= Wappenbüchlein =

A Wappenbüchlein ("little armorial", libellus scutorum) was published by Virgil Solis in 1555, printed in Nuremberg.
The title page introduces the work as follows:
Zu Ehren der Kay. und Kö. Mt., auch Bäpstlicher Heyligkeit, sambt anderer der Furnembsten auslendischen Kunigreichen, Churfürsten, Fürsten und gemeinen stenden, darauf des Heyligen Romischen Reichs grundveste gepflantzt unnd geordnet ist, Sovil derselben wappen zu bekhumen sind gewesen mit Iren namen und farben, Durch Virgil Solis Maler und Bürger zu Nürnberg, mit sonderm fleys gemacht

In English:
In honour of his imperial and royal majesty, and also his Holiness the pope, including some of the most noble foreign kingdoms, the prince-electors, princes and common estates on which the foundation of the Holy Roman Empire is planted and ordered, as many as have been available with their names and colours, by Virgil Solis, painter and burgher in Nuremberg, compiled with assiduity.

After presenting the imperial coat of arms, the royal coat of arms of Ferdinand I and those of the Habsburg territories at the time (Hungary, Bohemia, Dalmatia, Croatia, Slavonia, Spain, Austria, Burgundy, Brabant, Styria, Carinthia, Carniola, Luxembourg, Swabia, Württemberg, Burgau, Moravia, Habsburg, Tyrol, Pfirt, Kyburg, Alsace, Windic March, Portenau).

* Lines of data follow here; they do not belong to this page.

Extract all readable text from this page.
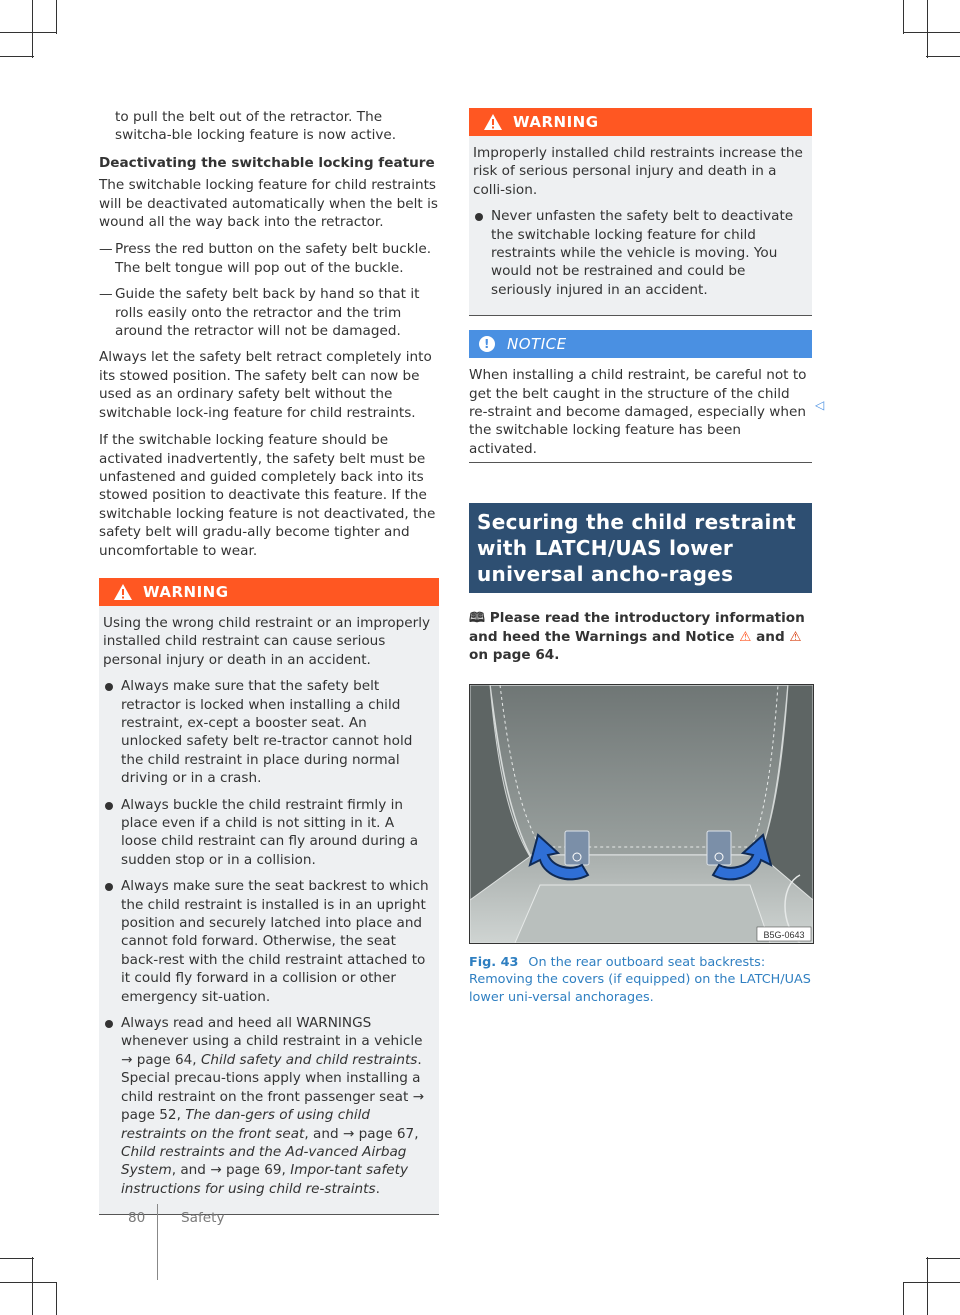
to pull the belt out of the retractor. The switcha-ble locking feature is now active.

Deactivating the switchable locking feature

The switchable locking feature for child restraints will be deactivated automatically when the belt is wound all the way back into the retractor.

— Press the red button on the safety belt buckle. The belt tongue will pop out of the buckle.
— Guide the safety belt back by hand so that it rolls easily onto the retractor and the trim around the retractor will not be damaged.

Always let the safety belt retract completely into its stowed position. The safety belt can now be used as an ordinary safety belt without the switchable lock-ing feature for child restraints.

If the switchable locking feature should be activated inadvertently, the safety belt must be unfastened and guided completely back into its stowed position to deactivate this feature. If the switchable locking feature is not deactivated, the safety belt will gradu-ally become tighter and uncomfortable to wear.

WARNING

Using the wrong child restraint or an improperly installed child restraint can cause serious personal injury or death in an accident.

Always make sure that the safety belt retractor is locked when installing a child restraint, ex-cept a booster seat. An unlocked safety belt re-tractor cannot hold the child restraint in place during normal driving or in a crash.
Always buckle the child restraint firmly in place even if a child is not sitting in it. A loose child restraint can fly around during a sudden stop or in a collision.
Always make sure the seat backrest to which the child restraint is installed is in an upright position and securely latched into place and cannot fold forward. Otherwise, the seat back-rest with the child restraint attached to it could fly forward in a collision or other emergency sit-uation.
Always read and heed all WARNINGS whenever using a child restraint in a vehicle → page 64, Child safety and child restraints. Special precau-tions apply when installing a child restraint on the front passenger seat → page 52, The dan-gers of using child restraints on the front seat, and → page 67, Child restraints and the Ad-vanced Airbag System, and → page 69, Impor-tant safety instructions for using child re-straints.
WARNING

Improperly installed child restraints increase the risk of serious personal injury and death in a colli-sion.

Never unfasten the safety belt to deactivate the switchable locking feature for child restraints while the vehicle is moving. You would not be restrained and could be seriously injured in an accident.
!	NOTICE
When installing a child restraint, be careful not to get the belt caught in the structure of the child re-straint and become damaged, especially when the switchable locking feature has been activated.
◁
Securing the child restraint with LATCH/UAS lower universal ancho-rages

🕮 Please read the introductory information and heed the Warnings and Notice ⚠ and ⚠ on page 64.

B5G-0643
Fig. 43 On the rear outboard seat backrests: Removing the covers (if equipped) on the LATCH/UAS lower uni-versal anchorages.
80	Safety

This is followed by the arms of "twelve kingdoms under the Roman Christian monarchy", viz. Germany, Hungary, Bohemia, Poland, France, Sweden,
Denmark, Scotland,
Spain, England, Portugal and Naples.
Solis goes on to present "the three earliest coats of arms in the world", which he makes out to be those of Abysey, Ganameus and Sabiey, and those of the Three Magi, Caspar, Balthaser, Melcher. Then there follow the arms of "foreign" kingdoms, partly fictional (including Gog and Magog).

Only after this follow the princely arms of the Holy Roman Empire: at first the seven prince-electors, followed by a presentation of four coats of arms of the hierarchy of "members" (glider) of the empire, in the order of dukes, margraves, burgraves, landgraves, counts, knights, cities (stet), villages (dorffer) and peasants (pavrn). Then there follows a fuller index of the arms of dukes, counts, barons, and knights.

The next section is dedicated to the arms of the Roman Catholic clergy, beginning with the Holy See, followed by cardinals, archbishops and bishops.

The book concludes with a page showing the arms of Nuremberg, and a short apology by the author, in which he asks the reader to correct possible mistakes.